Непреклонное убеждение Солженицына состоит в том, что если бы не два роковых выстрела Богрова, то «это опозорение юстиции» при Столыпине «никогда бы не состоялось»
[197]. Но дело Бейлиса заварилось именно при Столыпине, и, конечно, при его ощутимом личном участии.
Напомню, что когда в Киеве был найден труп Андрюши Ющинского (март 1911) и молодежная организация «Двуглавый орел» повела ритуальную агитацию, то, после несмелых попыток урезонить черносотенцев, министр юстиции Щегловитов пошел у них на поводу. Но с постановкой ритуального процесса заклинило. Работники киевской прокуратуры не обнаруживали «еврейского следа» в убийстве Ющинского, а фабриковать улики им не позволяло слишком серьезное отношение к такой ерунде, как законность и профессиональная совесть. Тогда расследование уголовного преступления было передано политической полиции: у нее никаких проблем с совестью не возникало. Но министр юстиции не мог привлечь к делу Охранное отделение, ибо оно входило в другое ведомство: министерство внутренних дел, которое возглавлял Столыпин.
По характеристике Витте, «Щегловитов держался все время министром юстиции при Столыпине только потому, что был у него лакеем, и министр юстиции, глава русского правосудия, обратился в полицейского агента председателя Совета министров». Но в данном случае нелегко разобрать, кто у кого оказался лакеем.
Арестовывать Бейлиса явился отряд жандармов во главе с полковником Кулябко. Так дело об убийстве Ющинского было превращено в дело Бейлиса. Произошло это за несколько дней до роковых киевских торжеств, так как к приезду государя надо было отрапортовать об успехе в расследовании ритуального убийства.
Выслушав благую весть, царь размашисто перекрестился, чем вдохновил чины всех ведомств и рангов на дальнейшие подвиги. Было ли убийство ритуальным, или все-таки нет, — так вопрос больше не ставился. На «ритуал» теперь работала вся государственная машина империи, а не только охранка, юстиция и полиция
[198].
В.Н. Коковцов, не допустив еврейских погромов «в ответ» на выстрелы Богрова, восстановил против себя не только черную сотню, но и сочувствующую ей часть правительства и двора. Он понял, что продолжать эту линию опасно. Хотя дело Бейлиса сопровождало почти все его премьерство, в его двухтомных воспоминаниях оно не упомянуто. Это молчание выразительно! Если бы Коковцов предпринял хоть самую слабую попытку противостоять позорищу, если бы высказал хоть одно скептическое замечание по этому поводу в Совете министров, или при докладе царю, или в разговоре с тем же Щегловитовым, или с кем-то еще, он об этом бы написал!
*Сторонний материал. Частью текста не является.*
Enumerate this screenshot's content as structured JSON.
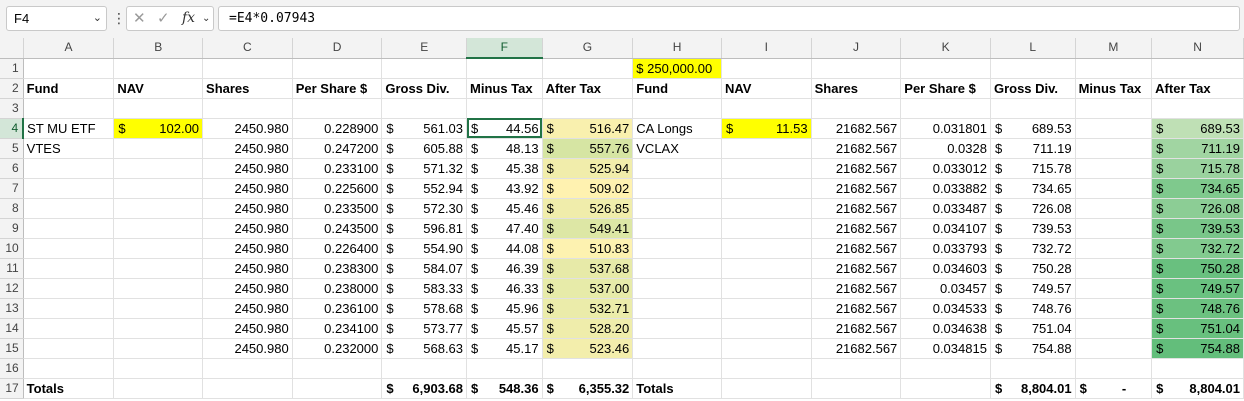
{
  "formula_bar": {
    "name_box": "F4",
    "formula": "=E4*0.07943"
  },
  "columns": [
    "A",
    "B",
    "C",
    "D",
    "E",
    "F",
    "G",
    "H",
    "I",
    "J",
    "K",
    "L",
    "M",
    "N"
  ],
  "selected_col": "F",
  "selected_row": 4,
  "cells": {
    "H1": "$ 250,000.00",
    "A2": "Fund",
    "B2": "NAV",
    "C2": "Shares",
    "D2": "Per Share $",
    "E2": "Gross Div.",
    "F2": "Minus Tax",
    "G2": "After Tax",
    "H2": "Fund",
    "I2": "NAV",
    "J2": "Shares",
    "K2": "Per Share $",
    "L2": "Gross Div.",
    "M2": "Minus Tax",
    "N2": "After Tax",
    "A4": "ST MU ETF",
    "B4": "102.00",
    "H4": "CA Longs",
    "I4": "11.53",
    "A5": "VTES",
    "H5": "VCLAX",
    "A17": "Totals",
    "E17": "6,903.68",
    "F17": "548.36",
    "G17": "6,355.32",
    "H17": "Totals",
    "L17": "8,804.01",
    "M17": "-",
    "N17": "8,804.01"
  },
  "rows": [
    {
      "r": 4,
      "C": "2450.980",
      "D": "0.228900",
      "E": "561.03",
      "F": "44.56",
      "G": "516.47",
      "J": "21682.567",
      "K": "0.031801",
      "L": "689.53",
      "N": "689.53"
    },
    {
      "r": 5,
      "C": "2450.980",
      "D": "0.247200",
      "E": "605.88",
      "F": "48.13",
      "G": "557.76",
      "J": "21682.567",
      "K": "0.0328",
      "L": "711.19",
      "N": "711.19"
    },
    {
      "r": 6,
      "C": "2450.980",
      "D": "0.233100",
      "E": "571.32",
      "F": "45.38",
      "G": "525.94",
      "J": "21682.567",
      "K": "0.033012",
      "L": "715.78",
      "N": "715.78"
    },
    {
      "r": 7,
      "C": "2450.980",
      "D": "0.225600",
      "E": "552.94",
      "F": "43.92",
      "G": "509.02",
      "J": "21682.567",
      "K": "0.033882",
      "L": "734.65",
      "N": "734.65"
    },
    {
      "r": 8,
      "C": "2450.980",
      "D": "0.233500",
      "E": "572.30",
      "F": "45.46",
      "G": "526.85",
      "J": "21682.567",
      "K": "0.033487",
      "L": "726.08",
      "N": "726.08"
    },
    {
      "r": 9,
      "C": "2450.980",
      "D": "0.243500",
      "E": "596.81",
      "F": "47.40",
      "G": "549.41",
      "J": "21682.567",
      "K": "0.034107",
      "L": "739.53",
      "N": "739.53"
    },
    {
      "r": 10,
      "C": "2450.980",
      "D": "0.226400",
      "E": "554.90",
      "F": "44.08",
      "G": "510.83",
      "J": "21682.567",
      "K": "0.033793",
      "L": "732.72",
      "N": "732.72"
    },
    {
      "r": 11,
      "C": "2450.980",
      "D": "0.238300",
      "E": "584.07",
      "F": "46.39",
      "G": "537.68",
      "J": "21682.567",
      "K": "0.034603",
      "L": "750.28",
      "N": "750.28"
    },
    {
      "r": 12,
      "C": "2450.980",
      "D": "0.238000",
      "E": "583.33",
      "F": "46.33",
      "G": "537.00",
      "J": "21682.567",
      "K": "0.03457",
      "L": "749.57",
      "N": "749.57"
    },
    {
      "r": 13,
      "C": "2450.980",
      "D": "0.236100",
      "E": "578.68",
      "F": "45.96",
      "G": "532.71",
      "J": "21682.567",
      "K": "0.034533",
      "L": "748.76",
      "N": "748.76"
    },
    {
      "r": 14,
      "C": "2450.980",
      "D": "0.234100",
      "E": "573.77",
      "F": "45.57",
      "G": "528.20",
      "J": "21682.567",
      "K": "0.034638",
      "L": "751.04",
      "N": "751.04"
    },
    {
      "r": 15,
      "C": "2450.980",
      "D": "0.232000",
      "E": "568.63",
      "F": "45.17",
      "G": "523.46",
      "J": "21682.567",
      "K": "0.034815",
      "L": "754.88",
      "N": "754.88"
    }
  ],
  "currency_symbol": "$",
  "colors": {
    "highlight_yellow": "#ffff00",
    "selection_green": "#217346",
    "scale_G_low": "#fff2b0",
    "scale_G_high": "#d6e5a3",
    "scale_N_low": "#bfe0b5",
    "scale_N_high": "#63be7b"
  }
}
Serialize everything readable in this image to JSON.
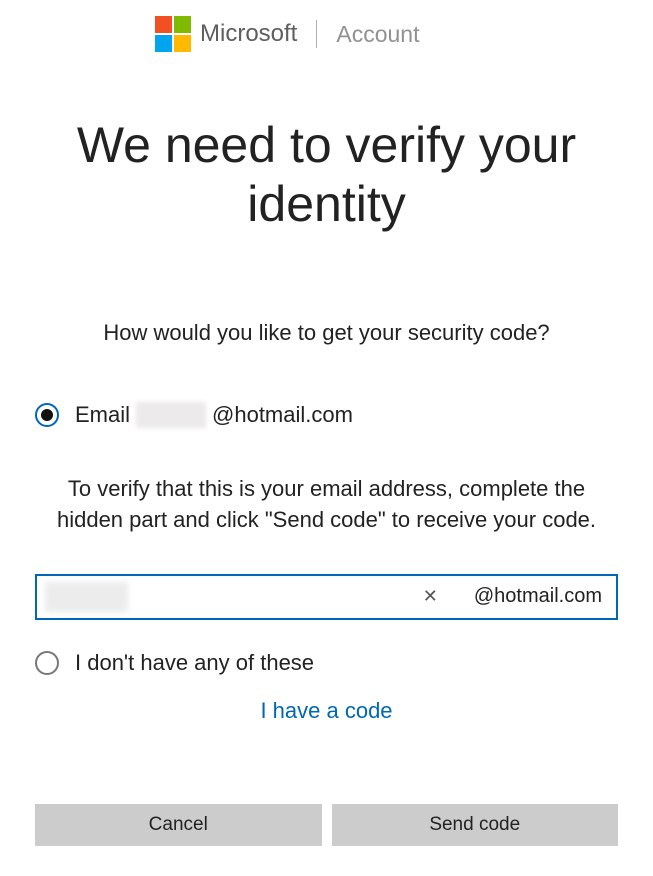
{
  "header": {
    "brand": "Microsoft",
    "section": "Account"
  },
  "title": "We need to verify your identity",
  "subtitle": "How would you like to get your security code?",
  "option_email": {
    "prefix": "Email",
    "domain": "@hotmail.com",
    "selected": true
  },
  "instruction": "To verify that this is your email address, complete the hidden part and click \"Send code\" to receive your code.",
  "input": {
    "value": "",
    "suffix": "@hotmail.com",
    "clear_glyph": "✕"
  },
  "option_none": {
    "label": "I don't have any of these",
    "selected": false
  },
  "link": "I have a code",
  "buttons": {
    "cancel": "Cancel",
    "send": "Send code"
  },
  "colors": {
    "accent": "#0067b8",
    "button_bg": "#cccccc"
  }
}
Но Коковцов и без того с трудом удерживался на плаву. На роль главы императорского правительства он ни по силе характера, ни по уровню государственного мышления не вытягивал. К тому же, он возглавлял правительство, которое не он формировал. Министры не чувствовали себя ему обязанными, как раньше Столыпину. Не облегчало положение премьера и то, что за ним остался пост министра финансов. Блюдя финансовую дисциплину, «честный бухгалтер» чаще должен был отказывать в просьбах, чем их удовлетворять, множа своих врагов. Для борьбы с ними у него не было той власти, какую Столыпину давало совмещение постов премьера и министра внутренних дел, когда в его руках находилась тайная полиция, а, значит, и компромат на министров. Позднее генерал Курлов говорил рвавшемуся к посту премьера А.Д. Протопопову: «Председатель Совета министров должен одновременно быть и министром внутренних дел или иметь на этом месте своего друга, иначе положение председателя Совета министров будет непрочно»
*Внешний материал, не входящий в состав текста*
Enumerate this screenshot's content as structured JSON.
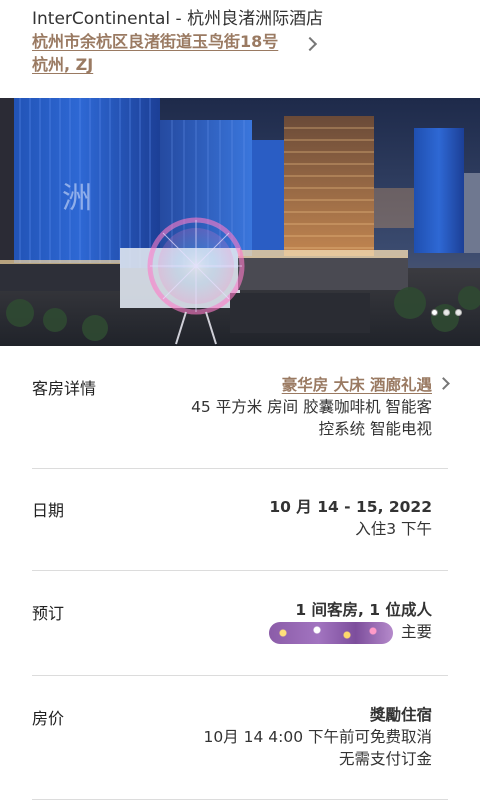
{
  "header": {
    "hotel_name": "InterContinental - 杭州良渚洲际酒店",
    "address_line1": "杭州市余杭区良渚街道玉鸟街18号",
    "address_line2": "杭州, ZJ"
  },
  "hero": {
    "image_desc": "hotel-exterior-night-photo",
    "dots": [
      {
        "active": true
      },
      {
        "active": false
      },
      {
        "active": false
      }
    ]
  },
  "room": {
    "label": "客房详情",
    "room_type": "豪华房 大床 酒廊礼遇",
    "amenities_line1": "45 平方米 房间 胶囊咖啡机 智能客",
    "amenities_line2": "控系统 智能电视"
  },
  "date": {
    "label": "日期",
    "range": "10 月 14 - 15, 2022",
    "checkin": "入住3 下午"
  },
  "booking": {
    "label": "预订",
    "summary": "1 间客房, 1 位成人",
    "guest_role": "主要"
  },
  "price": {
    "label": "房价",
    "rate_name": "獎勵住宿",
    "cancel_policy": "10月 14 4:00 下午前可免费取消",
    "deposit": "无需支付订金"
  },
  "colors": {
    "accent": "#9a7a62",
    "divider": "#dcdcdc"
  }
}
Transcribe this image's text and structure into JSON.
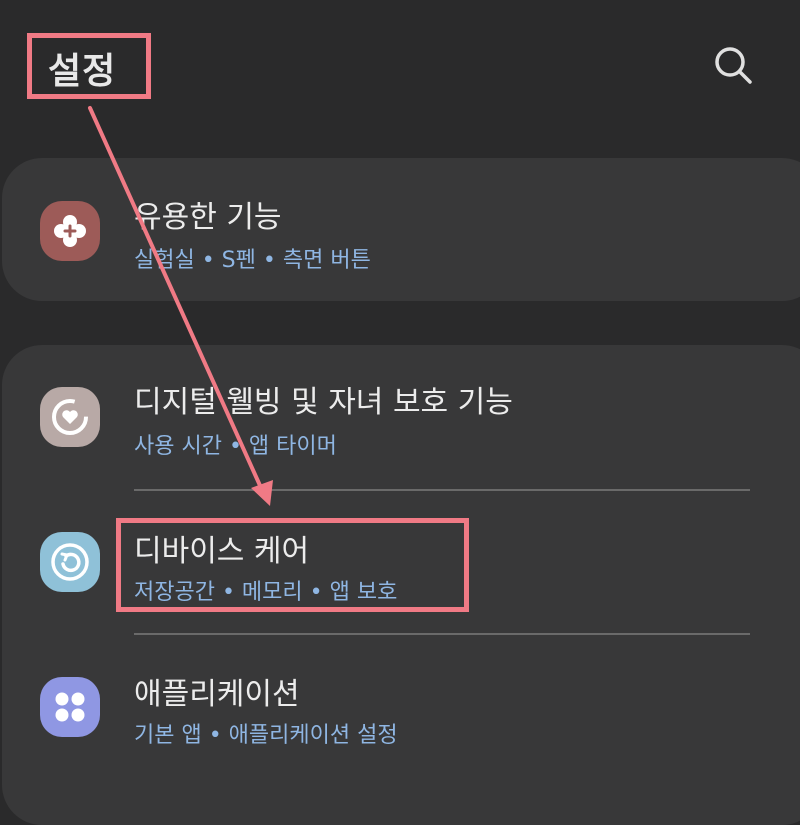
{
  "header": {
    "title": "설정",
    "search_icon": "search-icon"
  },
  "items": [
    {
      "title": "유용한 기능",
      "subtitle": "실험실 • S펜 • 측면 버튼",
      "icon": "plus-flower-icon",
      "color": "#9d5b58"
    },
    {
      "title": "디지털 웰빙 및 자녀 보호 기능",
      "subtitle": "사용 시간 • 앱 타이머",
      "icon": "heart-ring-icon",
      "color": "#b8a9a6"
    },
    {
      "title": "디바이스 케어",
      "subtitle": "저장공간 • 메모리 • 앱 보호",
      "icon": "refresh-care-icon",
      "color": "#8fc1d8"
    },
    {
      "title": "애플리케이션",
      "subtitle": "기본 앱 • 애플리케이션 설정",
      "icon": "apps-grid-icon",
      "color": "#8f97e3"
    }
  ],
  "annotation_color": "#f07a85"
}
[199]. Курлов знал в этом толк!
Одним из наиболее ловких противников Коковцова был министр земледелия Кривошеин. Он считал, что министр финансов поглощен бухгалтерской цифирью и не видит за ней леса большой политики. Он хотел подгрести под себя Крестьянский банк, а Коковцов категорически возражал, доказывая, что кредитная политика должна быть единой, иначе будет подорвана вся финансовая система государства. Кривошеин сумел внушить еще Столыпину, что прижимистость Коковцова сдерживает проведение аграрной реформы. Столыпин вел двойную игру: на словах соглашался с Коковцовым, а за его спиной готовил его падение. Интрига не удалась, потому что государь, не желая быть пешкой в руках «заслонявшего» его Столыпина, взял сторону Коковцова. Но Кривошеин остался в правительстве и продолжал интриговать.
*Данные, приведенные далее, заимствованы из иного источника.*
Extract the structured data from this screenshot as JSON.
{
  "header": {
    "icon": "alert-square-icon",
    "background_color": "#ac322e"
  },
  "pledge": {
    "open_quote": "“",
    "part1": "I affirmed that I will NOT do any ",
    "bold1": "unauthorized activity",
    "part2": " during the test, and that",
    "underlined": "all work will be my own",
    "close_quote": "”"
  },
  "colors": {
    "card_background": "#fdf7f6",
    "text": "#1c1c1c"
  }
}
Еще более опасным противником Коковцова был военный министр В.А. Сухомлинов. Шумливый и бестолковый краснобай, Хлестаков в чине генерала и в ранге министра, он не пользовался авторитетом ни в армии, ни в обществе. Об уровне военного и политического мышления Сухомлинова (и самого царя) говорит эпизод, случившийся 10 ноября 1912 года. Накануне вечером Сухомлинов позвонил Коковцову, министру иностранных дел Сазонову и министру транспорта Рухлову и сообщил, что они вызваны к государю, но о предмете предстоявшего обсуждения отозвался незнанием. А наутро выяснилось, что решено объявить мобилизацию в двух военных округах (Киевском и Варшавском) — ввиду малочисленности пехоты, сосредоточенной вблизи границы с Австрией, причем, по словам государя, «военный министр предполагал распорядиться еще вчера, но я предложил ему обождать один день»
[200].
Опешивший Коковцов стал объяснять, что объявление мобилизации равносильно началу войны — не только с Австро-Венгрией, но и с Германией, так как две страны связаны военным договором. Россия к войне не готова. Рассчитывать на союзную Францию нельзя, так как договор с ней обязывает предупреждать союзника о таких акциях, или тот освобождается от своих обязательств.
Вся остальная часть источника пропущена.